The Conservation Comission has approved an expansion to the town's deer-hunting program, doubling the number of town-approved bow hunters allowed and opening hundreds of additional acres to bow hunting.
The expansion allows 80 hunters, up from 40 last year and 25 in the program's first year, to participate in deer hunting after completing a qualifying test, according to Conservation Director Bob Douglas.
The town also has picked up additional pieces of land for the program. The largest piece of land to be added is the Harold R. Rafton Reservation, a 226-acre AVIS reservation near High Plain Road. The commission also approved the use of Serio's Grove off Lowell Junction Road, and a town-owned stretch of land along the Merrimack River, Douglas said.
Because AVIS has a say in who is allowed to use its property and for what purposes, Douglas said opening up the Rafton Reservation was tricky.
"There's a lot of moving parts," said Douglas. "We wanted to be able to see if AVIS was comfortable opening up their land."
Ultimately, AVIS allowed the program to move forward on the Rafton Reservation under the same rules that exist elsewhere, according to Douglas.
Other areas already included in the hunt include the Wood Hill/Bald Hill Reservation, Fish Brook North, conservation land surrounding Foster's Pond, and Foster's Island at Pomps Pond.
Applications to participate in the program were due by June 1. Qualifiers to participate in the program will be held on Aug. 18 and Sept. 9 at the Andover Sportsman's Club, according to the town website. The program allows non-resident hunters, except at Serio's Grove, where only town residents are able to hunt, following a Conservation Commission vote on Tuesday night. The program will run from mid-October to the end of the calendar year.

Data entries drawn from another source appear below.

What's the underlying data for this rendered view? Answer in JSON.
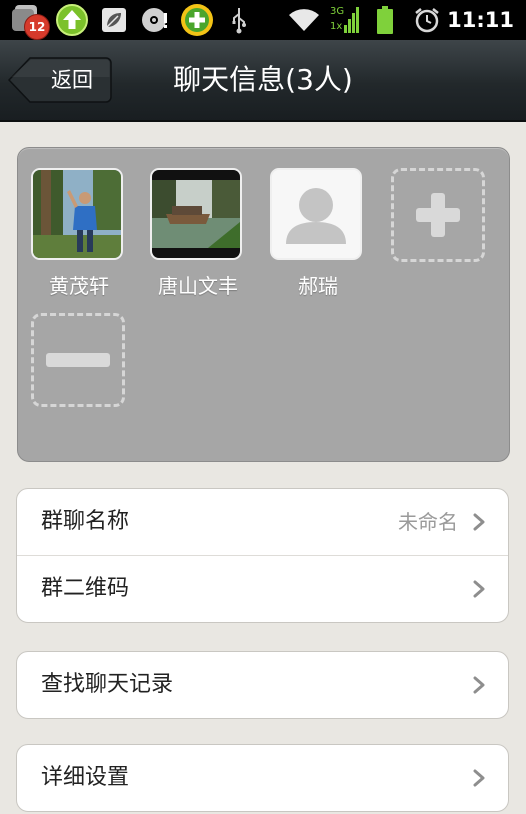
{
  "status_bar": {
    "notification_count": "12",
    "time": "11:11",
    "network_3g": "3G",
    "network_1x": "1x"
  },
  "title_bar": {
    "back_label": "返回",
    "title": "聊天信息(3人)"
  },
  "members": [
    {
      "name": "黄茂轩",
      "avatar": "photo-person-in-park"
    },
    {
      "name": "唐山文丰",
      "avatar": "photo-boat-on-lake"
    },
    {
      "name": "郝瑞",
      "avatar": "default-person-silhouette"
    }
  ],
  "actions": {
    "add_member": "plus-icon",
    "remove_member": "minus-icon"
  },
  "settings": {
    "group_name_label": "群聊名称",
    "group_name_value": "未命名",
    "qr_code_label": "群二维码",
    "search_history_label": "查找聊天记录",
    "detail_settings_label": "详细设置"
  },
  "colors": {
    "status_bar": "#000000",
    "title_bar": "#2b3235",
    "background": "#e9e7e2",
    "panel": "#a6a6a6",
    "badge": "#d63a2b"
  }
}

The so-called deer management program was started in 2010 to thin deer herds that were deemed to be too large, and which supporters argued indirectly caused an increase in Lyme disease cases in Andover.

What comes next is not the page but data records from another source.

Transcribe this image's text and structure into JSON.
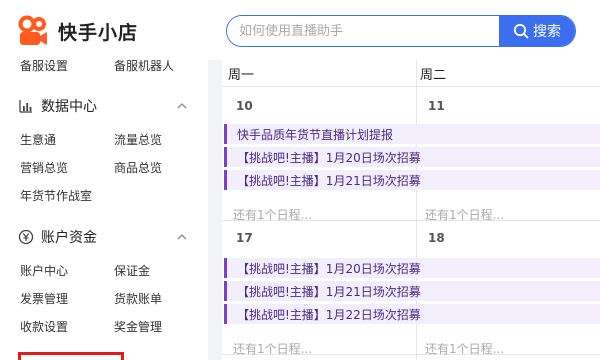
{
  "header": {
    "logo_text": "快手小店",
    "search_placeholder": "如何使用直播助手",
    "search_button": "搜索"
  },
  "sidebar": {
    "top_partial": [
      "备服设置",
      "备服机器人"
    ],
    "sections": [
      {
        "title": "数据中心",
        "icon": "chart-bar-icon",
        "items": [
          "生意通",
          "流量总览",
          "营销总览",
          "商品总览",
          "年货节作战室"
        ]
      },
      {
        "title": "账户资金",
        "icon": "yuan-circle-icon",
        "items": [
          "账户中心",
          "保证金",
          "发票管理",
          "货款账单",
          "收款设置",
          "奖金管理"
        ]
      }
    ]
  },
  "calendar": {
    "weekdays": [
      "周一",
      "周二"
    ],
    "weeks": [
      {
        "dates": [
          "10",
          "11"
        ],
        "events": [
          "快手品质年货节直播计划提报",
          "【挑战吧!主播】1月20日场次招募",
          "【挑战吧!主播】1月21日场次招募"
        ],
        "more": [
          "还有1个日程...",
          "还有1个日程..."
        ]
      },
      {
        "dates": [
          "17",
          "18"
        ],
        "events": [
          "【挑战吧!主播】1月20日场次招募",
          "【挑战吧!主播】1月21日场次招募",
          "【挑战吧!主播】1月22日场次招募"
        ],
        "more": [
          "还有1个日程...",
          "还有1个日程..."
        ]
      }
    ]
  },
  "colors": {
    "brand_orange": "#ff5a1f",
    "accent_blue": "#3b6ff0",
    "event_purple": "#7a3fd0",
    "highlight_red": "#e21b1b"
  }
}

Lois Karfunkel, a vocal opponent to the program, said her concerns with hunting deer in Andover — which included issues relating to hiker safety and the humane treatment of animals — still stand.
"The same arguments we made at Town Meeting two years ago apply as much to this expansion," said Karfunkel. "The expansion won't address the [Lyme disease] issue. I would rather the efforts be placed on trying to get a Lyme disease vaccine that's available.

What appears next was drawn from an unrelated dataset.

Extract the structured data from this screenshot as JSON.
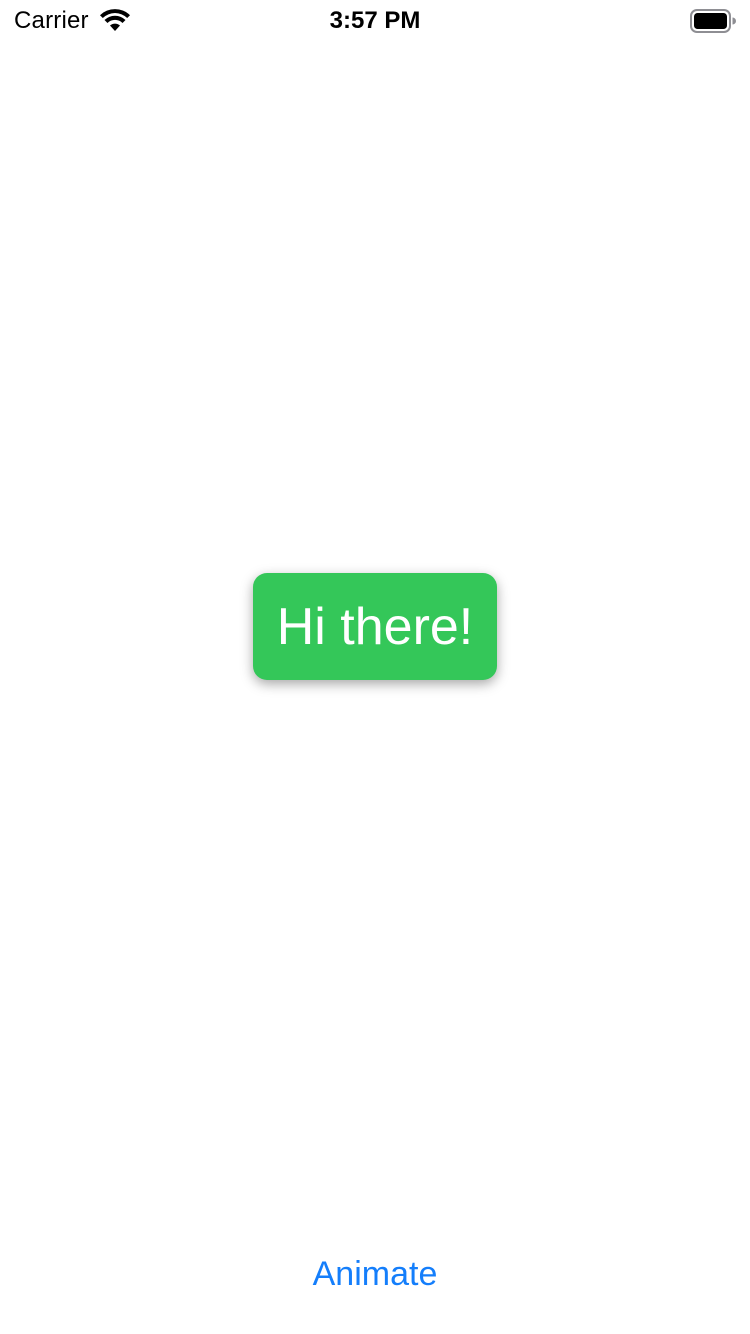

"I'm ashamed that my dog Molly can get a shot for Lyme disease, but it's not available for families in Andover," added Karfunkel.
In the time since Andover started allowing deer hunting in 2010, other communities have reached out to Andover to learn about how it handled the transition to allowing bow-and-arrow hunting on town-owned land with restrictions, according to Douglas.
"We've kind of become a source of information for people who want to replicate the hunt in their own towns," said Douglas.